Agentes de IA são fáceis de descrever, mas complexos de servir: observar → decidir → agir → aprender. Cada ciclo depende de dados frescos, confiáveis e sem permissão. No Web2, você pode alugar esses dados de algumas plataformas. No Web3, os dados estão distribuídos em dezenas de cadeias heterogêneas, pilhas de nós, indexadores e oráculos fora da cadeia, cada um com suas peculiaridades de latência, finalização, semântica e modos de falha. O resultado é que os agentes estão famintos, mas a despensa é caótica. É importante entender o problema, os sinais públicos e delinear como deve ser uma camada de dados pronta para IA para desbloquear a economia agente para DeFi e além.
A IA está rapidamente penetrando no Web3, mas o gargalo continua sendo os dados. Construtores proeminentes concordam cada vez mais que IA e cripto são complementares: a IA traz capacidade generativa e autonomia, enquanto a cripto traz propriedade, proveniência e mercados abertos para computação e dados. Chris Dixon argumenta que sistemas de IA precisam de computação habilitada por blockchain para reabrir a internet e alinhar incentivos para acesso a dados e modelos. Vitalik Buterin categoriza os pontos de contato cripto×IA: IA como interface, jogador, alvo de garantias econômicas e enfatiza o design cuidadoso de incentivos, ou seja, não se pode simplesmente adicionar IA a mercados adversariais sem considerar a qualidade e segurança dos dados.
No lado da execução, o próprio DeFi está se movendo em direção a designs baseados em intenções (ou seja, você declara um resultado; solucionadores competem para realizá-lo), precisamente porque os fluxos de dados brutos na cadeia são hostis a uma boa experiência do usuário sob latência e MEV. Uniswap Labs e Across propuseram o ERC-7683, um padrão de intenções entre cadeias, como um trilho compartilhado para esse padrão. Conclusão: os agentes estão chegando; os mercados estão se adaptando; os dados continuam sendo a restrição.

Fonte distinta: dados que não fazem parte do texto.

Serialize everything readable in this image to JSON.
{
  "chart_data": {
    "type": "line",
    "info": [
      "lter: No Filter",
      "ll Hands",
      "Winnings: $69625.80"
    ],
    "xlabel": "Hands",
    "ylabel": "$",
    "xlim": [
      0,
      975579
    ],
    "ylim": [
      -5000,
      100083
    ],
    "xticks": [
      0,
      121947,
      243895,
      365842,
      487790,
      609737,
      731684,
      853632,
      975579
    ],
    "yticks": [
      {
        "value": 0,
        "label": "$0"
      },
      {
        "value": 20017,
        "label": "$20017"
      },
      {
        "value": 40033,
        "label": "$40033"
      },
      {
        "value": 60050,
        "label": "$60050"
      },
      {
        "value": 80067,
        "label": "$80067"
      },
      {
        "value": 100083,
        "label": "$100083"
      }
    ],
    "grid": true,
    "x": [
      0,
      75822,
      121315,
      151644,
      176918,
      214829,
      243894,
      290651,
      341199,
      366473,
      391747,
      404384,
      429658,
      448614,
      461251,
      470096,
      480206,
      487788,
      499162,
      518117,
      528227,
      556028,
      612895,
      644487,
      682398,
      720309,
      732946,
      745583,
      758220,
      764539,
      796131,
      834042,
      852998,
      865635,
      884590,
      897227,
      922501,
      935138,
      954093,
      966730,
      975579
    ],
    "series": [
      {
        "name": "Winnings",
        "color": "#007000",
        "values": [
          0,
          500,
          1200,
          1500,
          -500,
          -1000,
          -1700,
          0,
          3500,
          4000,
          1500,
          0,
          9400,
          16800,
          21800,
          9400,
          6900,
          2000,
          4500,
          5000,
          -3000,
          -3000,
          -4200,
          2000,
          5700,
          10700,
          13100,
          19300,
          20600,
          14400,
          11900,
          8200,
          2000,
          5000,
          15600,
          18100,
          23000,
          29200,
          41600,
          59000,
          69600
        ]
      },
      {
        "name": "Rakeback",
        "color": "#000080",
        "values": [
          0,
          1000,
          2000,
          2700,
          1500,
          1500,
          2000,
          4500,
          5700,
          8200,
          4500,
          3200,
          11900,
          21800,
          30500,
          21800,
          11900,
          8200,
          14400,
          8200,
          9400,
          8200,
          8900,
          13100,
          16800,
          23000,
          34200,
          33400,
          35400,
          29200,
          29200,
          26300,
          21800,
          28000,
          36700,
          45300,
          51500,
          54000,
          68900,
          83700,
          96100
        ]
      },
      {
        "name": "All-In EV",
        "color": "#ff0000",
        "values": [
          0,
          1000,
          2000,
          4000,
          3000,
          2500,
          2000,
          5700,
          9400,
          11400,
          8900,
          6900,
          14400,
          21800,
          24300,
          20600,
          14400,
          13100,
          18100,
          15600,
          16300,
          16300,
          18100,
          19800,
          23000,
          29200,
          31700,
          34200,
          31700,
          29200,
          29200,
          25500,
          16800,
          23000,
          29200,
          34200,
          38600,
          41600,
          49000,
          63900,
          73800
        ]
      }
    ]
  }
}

A verdade feia que os desenvolvedores de IA no Web3 enfrentam é a heterogeneidade. Cada cadeia tem seu próprio comportamento de RPC, logs, esquemas de eventos, padrões de reorganização e suposições de finalização. Consultas básicas (por exemplo, “posições em Base+Solana+Polygon”) se transformam em N indexadores personalizados. Obsolescência versus custo: você pode obter dados baratos e lentos ou dados rápidos e caros (indexadores de fluxo personalizados, espelhos gerenciados). Escolher ambos não é trivial. Semântica: blocos são fatos; insights são modelos. Converter logs em entidades (pools, posições, P&L) envolve ETL constante e re-computação, por protocolo e por cadeia.
A confiabilidade sob carga é um desafio, pois a congestão da rede e o atraso dos oráculos criam precisamente os riscos de cauda que agentes autônomos são menos capazes de mascarar. Provedores de indexação e documentos concordam nos fundamentos: consultas diretas à cadeia são complexas e lentas; você precisa de subgrafos ou espelhos equivalentes para desempenho, e ainda assim deve resolver o streaming entre cadeias e a normalização de esquemas. Dados “acionáveis” são definidos quando um agente pode decidir e executar dentro de um orçamento de oscilação limitado, preservando a correção. Concretamente, isso envolve semântica normalizada: tokens, pools, posições, transferências, preços com tipos/unidades consistentes entre cadeias, além de frescor e determinismo com SLOs de latência p95/p99 e consciência de finalização.